Gibt es eine Renaissance der Städte also nur, weil keiner mehr den Sprung nach "draußen" schafft? Wohl nicht. Eine jüngst veröffentliche Studie des Deutschen Instituts für Urbanistik (DifU) bescheinigt: Die Innenstädte gewinnen wieder an Attraktivität. Und das scheinbar nicht nur in den Augen gutverdienender Singles, sondern bei einer sehr viel breiteren Personenschicht. "Mittelschichten, Akademiker, aber auch Familien mit Kindern sind wieder zunehmend am Leben in den Innenstädten interessiert", sagt der Sozialwirt und Leiter der DifU-Studie Hasso Brühl, "denn die Lebensqualität in den Städten hat zugenommen." Das DifU befragte im Rahmen seiner Studie Bewohner innerstädtischer Wohnviertel in München (Glockenbach- und Gärtnerbachviertel) und Leipzig (Stadtteil Schleußig). Das Ergebnis: Hätten sie die freie Wahl, würden nur weit unter zehn Prozent ins Umland ziehen. Beim Blick auf den strukturellen Wandel der deutschen Gesellschaft verwundert dieses Ergebnis nicht. Denn die zunehmende Zahl an Singles, Alleinerziehenden und Älteren profitiert von den städtischen Strukturen. Ebenso geht es Familien, in denen beide Partner ihrer Karriere nachgehen und deren Kinder möglichst ganztags versorgt sein sollen.
Auch das schlechte Image, wonach Städte vor allem laut sind und stinken, hat sich gewandelt. Denn mit dem viel beklagten Abwandern der Industrie nahm die Umweltbelastung ab. Heute bietet es sich an, Industriebrachen, stillgelegte Bahngelände und verwaiste Plattensiedlungen umzuwandeln - in Grünflächen oder auch neue Viertel, in denen die in früheren Jahrzehnten vollzogene Trennung von Arbeit und Wohnen überwunden wird. Wohnen, Arbeiten, Kinder und Freizeitgestaltung lassen sich miteinander verbinden.
Doch allen städtischen Vorzügen zum Trotz - mit einem Anstieg der Bevölkerungszahlen können in den nächsten Jahren nur noch wenige Regionen in Deutschland rechnen. Dazu gehören zum Beispiel der Ballungsraum München oder das Rhein-Main-Gebiet. In weiten Teilen Ostdeutschlands aber lässt sich der Bevölkerungsverlust wohl nicht mehr aufhalten. Hier sind es, wenn die Experten Recht behalten, allein die Städte, allen voran Leipzig, die sich gegen den Schrumpfungstrend noch werden behaupten können.
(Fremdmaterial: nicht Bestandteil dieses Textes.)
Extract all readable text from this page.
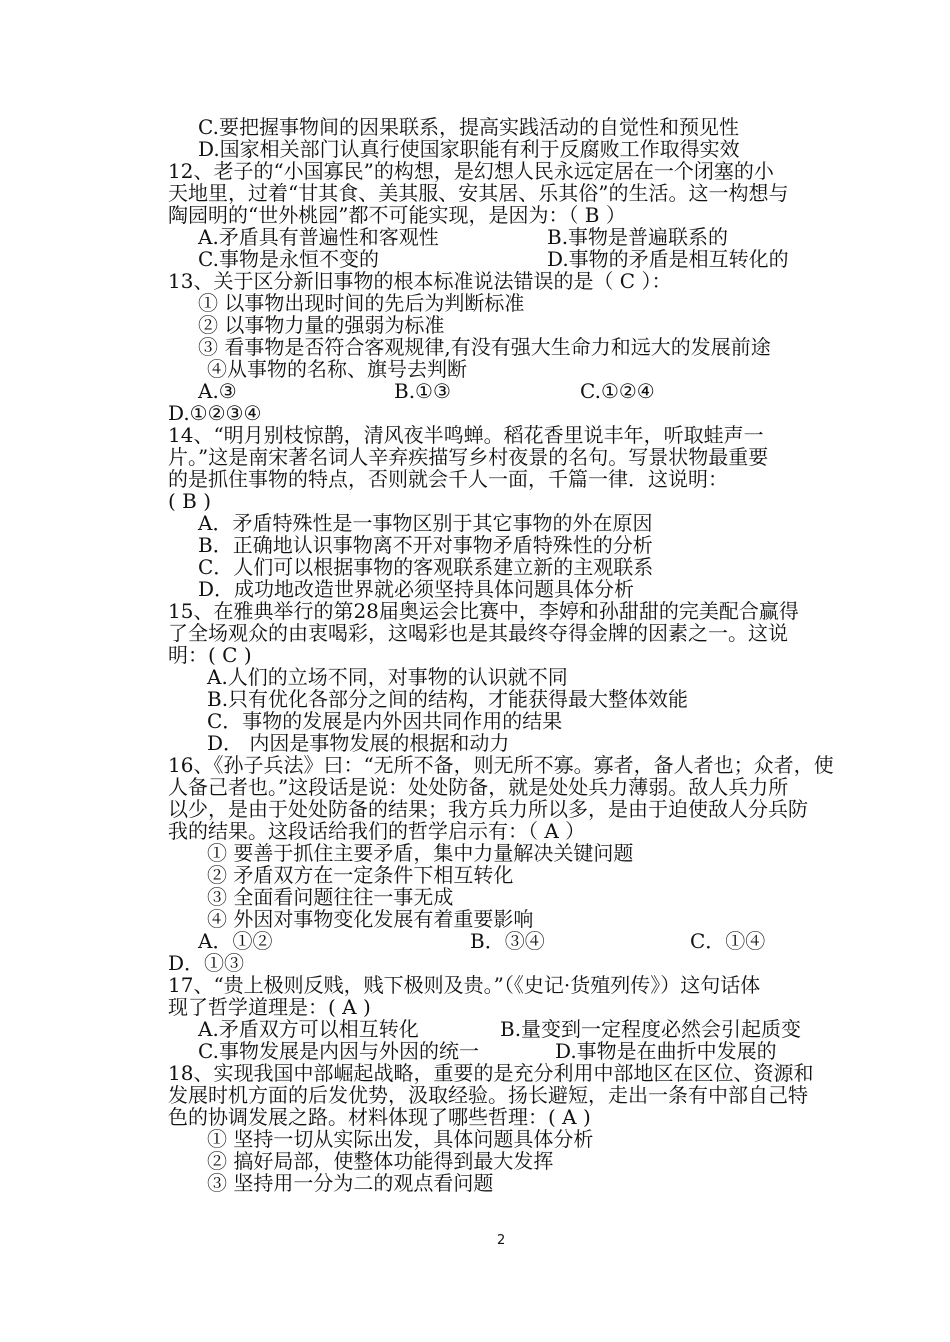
C.要把握事物间的因果联系，提高实践活动的自觉性和预见性
D.国家相关部门认真行使国家职能有利于反腐败工作取得实效
12、老子的“小国寡民”的构想，是幻想人民永远定居在一个闭塞的小
天地里，过着“甘其食、美其服、安其居、乐其俗”的生活。这一构想与
陶园明的“世外桃园”都不可能实现，是因为：（ B ）
A.矛盾具有普遍性和客观性	B.事物是普遍联系的
C.事物是永恒不变的	D.事物的矛盾是相互转化的
13、关于区分新旧事物的根本标准说法错误的是（ C ）：
① 以事物出现时间的先后为判断标准
② 以事物力量的强弱为标准
③ 看事物是否符合客观规律,有没有强大生命力和远大的发展前途
④从事物的名称、旗号去判断
A.③	B.①③	C.①②④
D.①②③④
14、“明月别枝惊鹊，清风夜半鸣蝉。稻花香里说丰年，听取蛙声一
片。”这是南宋著名词人辛弃疾描写乡村夜景的名句。写景状物最重要
的是抓住事物的特点，否则就会千人一面，千篇一律．这说明：
( B )
A．矛盾特殊性是一事物区别于其它事物的外在原因
B．正确地认识事物离不开对事物矛盾特殊性的分析
C．人们可以根据事物的客观联系建立新的主观联系
D．成功地改造世界就必须坚持具体问题具体分析
15、在雅典举行的第28届奥运会比赛中，李婷和孙甜甜的完美配合赢得
了全场观众的由衷喝彩，这喝彩也是其最终夺得金牌的因素之一。这说
明：( C )
A.人们的立场不同，对事物的认识就不同
B.只有优化各部分之间的结构，才能获得最大整体效能
C．事物的发展是内外因共同作用的结果
D． 内因是事物发展的根据和动力
16、《孙子兵法》曰：“无所不备，则无所不寡。寡者，备人者也；众者，使
人备己者也。”这段话是说：处处防备，就是处处兵力薄弱。敌人兵力所
以少，是由于处处防备的结果；我方兵力所以多，是由于迫使敌人分兵防
我的结果。这段话给我们的哲学启示有：（ A ）
① 要善于抓住主要矛盾，集中力量解决关键问题
② 矛盾双方在一定条件下相互转化
③ 全面看问题往往一事无成
④ 外因对事物变化发展有着重要影响
A．①②	B．③④	C．①④
D．①③
17、“贵上极则反贱，贱下极则及贵。”（《史记·货殖列传》）这句话体
现了哲学道理是：( A )
A.矛盾双方可以相互转化	B.量变到一定程度必然会引起质变
C.事物发展是内因与外因的统一	D.事物是在曲折中发展的
18、实现我国中部崛起战略，重要的是充分利用中部地区在区位、资源和
发展时机方面的后发优势，汲取经验。扬长避短，走出一条有中部自己特
色的协调发展之路。材料体现了哪些哲理：( A )
① 坚持一切从实际出发，具体问题具体分析
② 搞好局部，使整体功能得到最大发挥
③ 坚持用一分为二的观点看问题
2
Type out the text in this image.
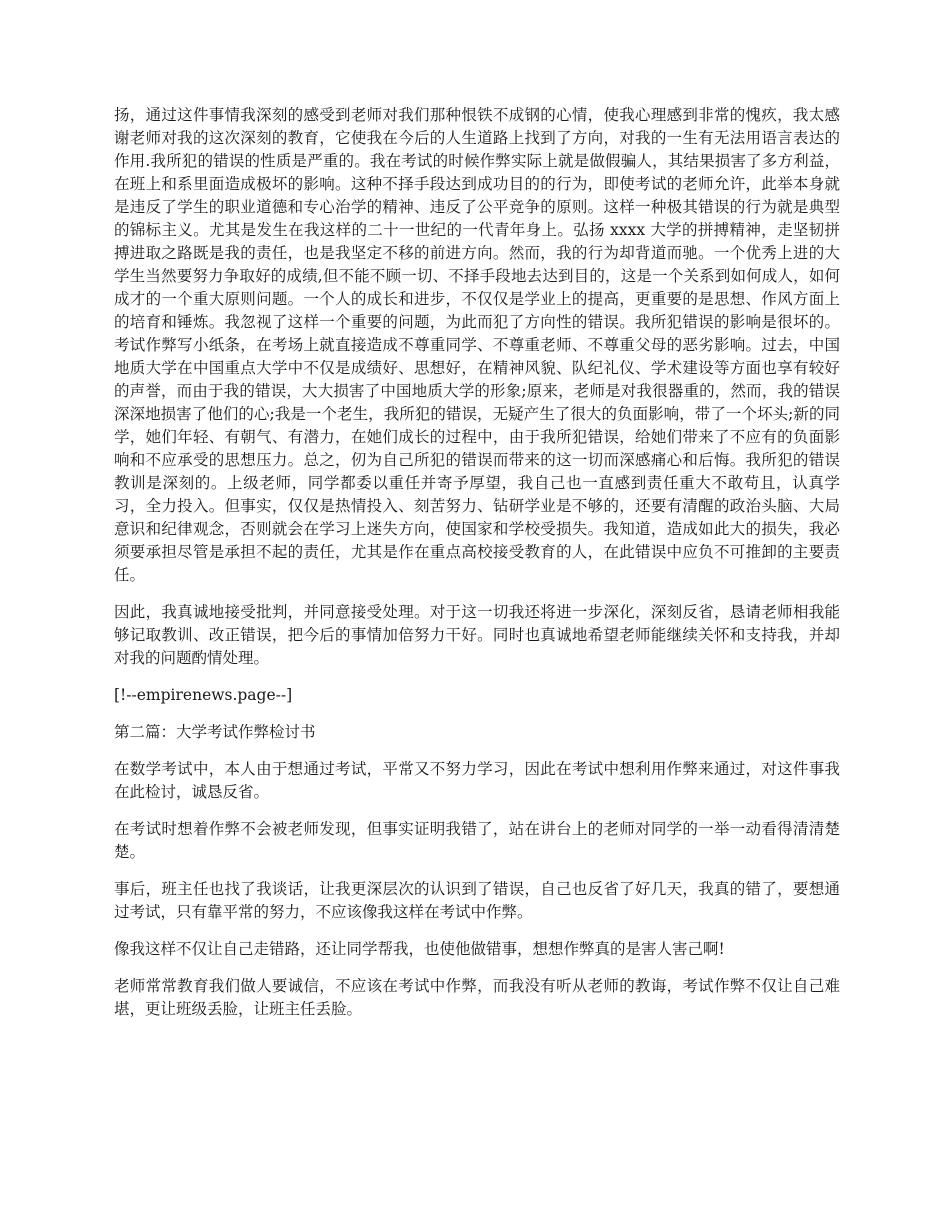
扬，通过这件事情我深刻的感受到老师对我们那种恨铁不成钢的心情，使我心理感到非常的愧疚，我太感谢老师对我的这次深刻的教育，它使我在今后的人生道路上找到了方向，对我的一生有无法用语言表达的作用.我所犯的错误的性质是严重的。我在考试的时候作弊实际上就是做假骗人，其结果损害了多方利益，在班上和系里面造成极坏的影响。这种不择手段达到成功目的的行为，即使考试的老师允许，此举本身就是违反了学生的职业道德和专心治学的精神、违反了公平竞争的原则。这样一种极其错误的行为就是典型的锦标主义。尤其是发生在我这样的二十一世纪的一代青年身上。弘扬 xxxx 大学的拼搏精神，走坚韧拼搏进取之路既是我的责任，也是我坚定不移的前进方向。然而，我的行为却背道而驰。一个优秀上进的大学生当然要努力争取好的成绩,但不能不顾一切、不择手段地去达到目的，这是一个关系到如何成人，如何成才的一个重大原则问题。一个人的成长和进步，不仅仅是学业上的提高，更重要的是思想、作风方面上的培育和锤炼。我忽视了这样一个重要的问题，为此而犯了方向性的错误。我所犯错误的影响是很坏的。考试作弊写小纸条，在考场上就直接造成不尊重同学、不尊重老师、不尊重父母的恶劣影响。过去，中国地质大学在中国重点大学中不仅是成绩好、思想好，在精神风貌、队纪礼仪、学术建设等方面也享有较好的声誉，而由于我的错误，大大损害了中国地质大学的形象;原来，老师是对我很器重的，然而，我的错误深深地损害了他们的心;我是一个老生，我所犯的错误，无疑产生了很大的负面影响，带了一个坏头;新的同学，她们年轻、有朝气、有潜力，在她们成长的过程中，由于我所犯错误，给她们带来了不应有的负面影响和不应承受的思想压力。总之，仞为自己所犯的错误而带来的这一切而深感痛心和后悔。我所犯的错误教训是深刻的。上级老师，同学都委以重任并寄予厚望，我自己也一直感到责任重大不敢苟且，认真学习，全力投入。但事实，仅仅是热情投入、刻苦努力、钻研学业是不够的，还要有清醒的政治头脑、大局意识和纪律观念，否则就会在学习上迷失方向，使国家和学校受损失。我知道，造成如此大的损失，我必须要承担尽管是承担不起的责任，尤其是作在重点高校接受教育的人，在此错误中应负不可推卸的主要责任。

因此，我真诚地接受批判，并同意接受处理。对于这一切我还将进一步深化，深刻反省，恳请老师相我能够记取教训、改正错误，把今后的事情加倍努力干好。同时也真诚地希望老师能继续关怀和支持我，并却对我的问题酌情处理。

[!--empirenews.page--]

第二篇：大学考试作弊检讨书

在数学考试中，本人由于想通过考试，平常又不努力学习，因此在考试中想利用作弊来通过，对这件事我在此检讨，诚恳反省。

在考试时想着作弊不会被老师发现，但事实证明我错了，站在讲台上的老师对同学的一举一动看得清清楚楚。

事后，班主任也找了我谈话，让我更深层次的认识到了错误，自己也反省了好几天，我真的错了，要想通过考试，只有靠平常的努力，不应该像我这样在考试中作弊。

像我这样不仅让自己走错路，还让同学帮我，也使他做错事，想想作弊真的是害人害己啊!

老师常常教育我们做人要诚信，不应该在考试中作弊，而我没有听从老师的教诲，考试作弊不仅让自己难堪，更让班级丢脸，让班主任丢脸。
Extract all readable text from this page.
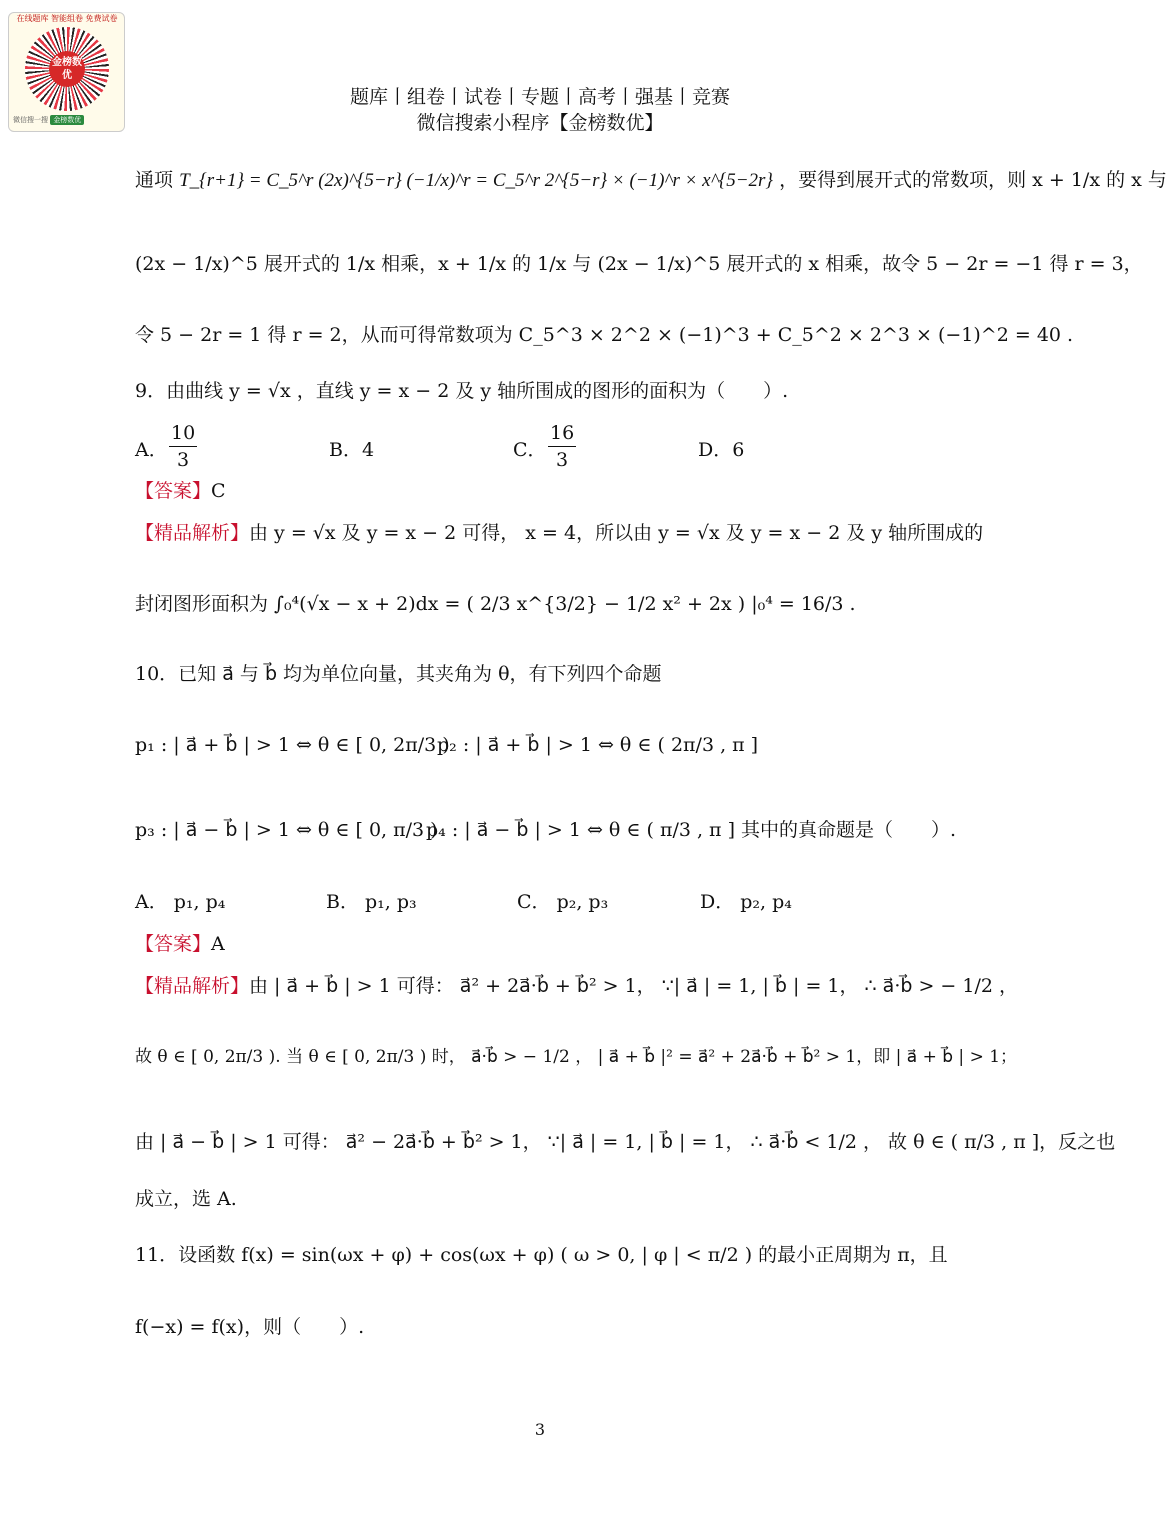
在线题库 智能组卷 免费试卷
金榜数优
微信搜一搜 金榜数优
题库丨组卷丨试卷丨专题丨高考丨强基丨竞赛
微信搜索小程序【金榜数优】
通项 T_{r+1} = C_5^r (2x)^{5−r} (−1/x)^r = C_5^r 2^{5−r} × (−1)^r × x^{5−2r} ，要得到展开式的常数项，则 x + 1/x 的 x 与
(2x − 1/x)^5 展开式的 1/x 相乘，x + 1/x 的 1/x 与 (2x − 1/x)^5 展开式的 x 相乘，故令 5 − 2r = −1 得 r = 3，
令 5 − 2r = 1 得 r = 2，从而可得常数项为 C_5^3 × 2^2 × (−1)^3 + C_5^2 × 2^3 × (−1)^2 = 40 .
9．由曲线 y = √x ，直线 y = x − 2 及 y 轴所围成的图形的面积为（　　）.
A． $\frac{10}{3}$	B．4	C． $\frac{16}{3}$	D．6
【答案】C
【精品解析】由 y = √x 及 y = x − 2 可得， x = 4，所以由 y = √x 及 y = x − 2 及 y 轴所围成的
封闭图形面积为 ∫₀⁴(√x − x + 2)dx = ( 2/3 x^{3/2} − 1/2 x² + 2x ) |₀⁴ = 16/3 .
10．已知 a⃗ 与 b⃗ 均为单位向量，其夹角为 θ，有下列四个命题
p₁ : | a⃗ + b⃗ | > 1 ⇔ θ ∈ [ 0, 2π/3 )
p₂ : | a⃗ + b⃗ | > 1 ⇔ θ ∈ ( 2π/3 , π ]
p₃ : | a⃗ − b⃗ | > 1 ⇔ θ ∈ [ 0, π/3 )
p₄ : | a⃗ − b⃗ | > 1 ⇔ θ ∈ ( π/3 , π ] 其中的真命题是（　　）.
A． p₁, p₄	B． p₁, p₃	C． p₂, p₃	D． p₂, p₄
【答案】A
【精品解析】由 | a⃗ + b⃗ | > 1 可得： a⃗² + 2a⃗·b⃗ + b⃗² > 1， ∵| a⃗ | = 1, | b⃗ | = 1， ∴ a⃗·b⃗ > − 1/2 ，
故 θ ∈ [ 0, 2π/3 ). 当 θ ∈ [ 0, 2π/3 ) 时， a⃗·b⃗ > − 1/2 ， | a⃗ + b⃗ |² = a⃗² + 2a⃗·b⃗ + b⃗² > 1，即 | a⃗ + b⃗ | > 1；
由 | a⃗ − b⃗ | > 1 可得： a⃗² − 2a⃗·b⃗ + b⃗² > 1， ∵| a⃗ | = 1, | b⃗ | = 1， ∴ a⃗·b⃗ < 1/2 ， 故 θ ∈ ( π/3 , π ]，反之也
成立，选 A.
11．设函数 f(x) = sin(ωx + φ) + cos(ωx + φ) ( ω > 0, | φ | < π/2 ) 的最小正周期为 π，且
f(−x) = f(x)，则（　　）.
3
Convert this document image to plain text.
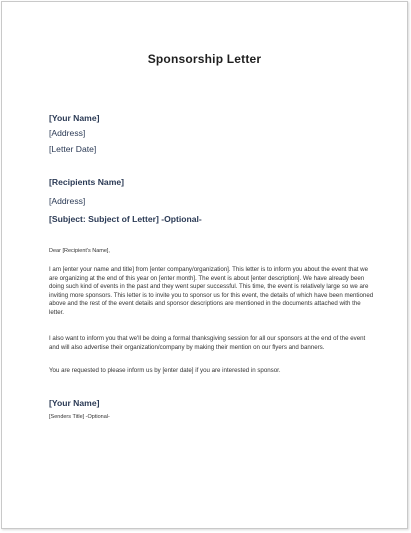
Sponsorship Letter
[Your Name]
[Address]
[Letter Date]
[Recipients Name]
[Address]
[Subject: Subject of Letter] -Optional-
Dear [Recipient's Name],

I am [enter your name and title] from [enter company/organization]. This letter is to inform you about the event that we are organizing at the end of this year on [enter month]. The event is about [enter description]. We have already been doing such kind of events in the past and they went super successful. This time, the event is relatively large so we are inviting more sponsors. This letter is to invite you to sponsor us for this event, the details of which have been mentioned above and the rest of the event details and sponsor descriptions are mentioned in the documents attached with the letter.

I also want to inform you that we'll be doing a formal thanksgiving session for all our sponsors at the end of the event and will also advertise their organization/company by making their mention on our flyers and banners.

You are requested to please inform us by [enter date] if you are interested in sponsor.

[Your Name]
[Senders Title] -Optional-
Schrumpfen als Chance? Nur, wenn man sie nutzt. "Die Renaissance des Wohnens in der Innenstadt ist kein Selbstläufer", sagt Hasso Brühl. "Gerade die Baukultur muss mehr Rücksicht auf die neuen Bedürfnisse der Stadtbewohner nehmen." Zentral wohnen und trotzdem auf der eigenen Terrasse sitzen können - das ist das Zukunftsszenario.